O trecho da música “Verdade uma ilusão “, de Marisa Monte, me fez refletir que vivemos numa época em que o virtual vem sendo visto como ideal. Mas por trás deste virtual muitas vezes se esconde uma solidão…

 

Pensar desta maneira pode parecer um paradoxo tendo em vista que atualmente as redes sociais nos tornaram escravos da felicidade instantânea.  Estamos vivenciando uma guerra de likes. Quem tem mais curtidas nesta foto? Quantos likes ganharei nesta foto? E assim vai…

 

Trocamos a experiência de vivenciar o momento por simplesmente registrá-lo, nos privando de senti-lo verdadeiramente. E assim vamos, pouco a pouco, perdendo a felicidade em viver.

 

Mas para onde isso vai nos levar? Bem, isso parece não importar uma vez que o foco é mostrar que eu estou feliz. Evidenciar que eu faço parte de algo. Ferramentas que me ajudam a maquiar certas tristezas. Assim como escondo algo debaixo do tapete quando estou cansado para varrer os dissabores que a vida, às vezes, dá de presente.

 

Parece ser muito legal fantasiar em frente uma timeline a vida dos sonhos, assim como os momentos incríveis. Mas deve ser muito difícil quando constatamos que um ideal do Eu não existe. E aí nos damos conta que vivemos muitas vezes uma mentira emocional. E como agir diante disto?

 

Devemos saber pedir ajuda e principalmente ser mais próximos com os nossos sentimentos e não mais afastá-los sem querer compreendê-los.

 

E agora o leitor pode estar pensando: Quanta bobagem. Pensar tudo isso me parece muito triste!

 

E esse tipo de pensamento me faz lembrar: Não posso ser triste! Não posso entristecer. Sentir-se triste é feio. Estou na era da felicidade. Parecemos que somos todos trabalhadores daquela rede de supermercado que só tem espaço para gente feliz…

 

Pobre ser humano… Mal sabe que a felicidade nasce a partir da tristeza. E pior… se a ignorarmos, não a reconheceremos.
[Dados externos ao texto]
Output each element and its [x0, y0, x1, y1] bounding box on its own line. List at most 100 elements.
E chegamos até a adoecer de diversas formas.

 

Compartilho com todos um vídeo que descobri recentemente. Foi produzido pela Organização Mundial da Saúde e tem como título: “Eu tinha um cachorro preto e seu nome era depressão”.

Imagem de Amostra do You Tube

 

Ele nos faz refletir quanto a importância de não nos privamos de sentir. Dos efeitos que a felicidade a qualquer preço pode chegar. E principalmente: sinalizar que jamais devemos pensar que estamos sozinhos.

 

Mas porque escrever sobre redes sociais, felicidades e tristeza?

 

Meu objetivo foi propor uma reflexão de que não estamos mais nos entristecendo.  E quando não tocamos/reconhecemos nossas angústias geramos doenças. Quero falar de depressão como um plano de fundo. Quero, no site, pontuar que viver uma vida vazia não é um bom negócio. Nem todo mundo é tão ativo, bonito e influente quanto sua rede social mostra. E se não temos essa premissa e compramos a ideia da felicidade espontânea estamos entrando numa cilada.

 

” O lugar se faz por meio da adoção de significado no espaço, para isso recorre ao mundo vivido e o cotidiano para traçar essa relação. A ação dessa relação remete-nos a discutir a experiência. Não é possível construir o lugar sem experienciá-lo, apesar da experiência independer do lugar, o lugar depende da experiência para se constituir”. (Suess, 2014)

 

 

Não construímos nada sozinhos! Neste texto foi utilizado como referência os  seguinte artigo/mídias:

 

Marisa Monte performing Verdade, Uma Ilusão. (C) 2014 EMI Records Brasil Ltda, Universal Music Ltda. Disponível em: <https://www.youtube.com/watch?v=NGeYzX25yFg>. Acesso em: 27 jul. 2016

UM  cachorro preto chamado depressão (dublado). Produção de Organização Mundial da Saúde. 2014. P&B. Tradução postada por Edgard Junior. Disponível em: <https://www.youtube.com/watch?v=mO-zdIvZUpE>. Acesso em: 27 jun. 2016.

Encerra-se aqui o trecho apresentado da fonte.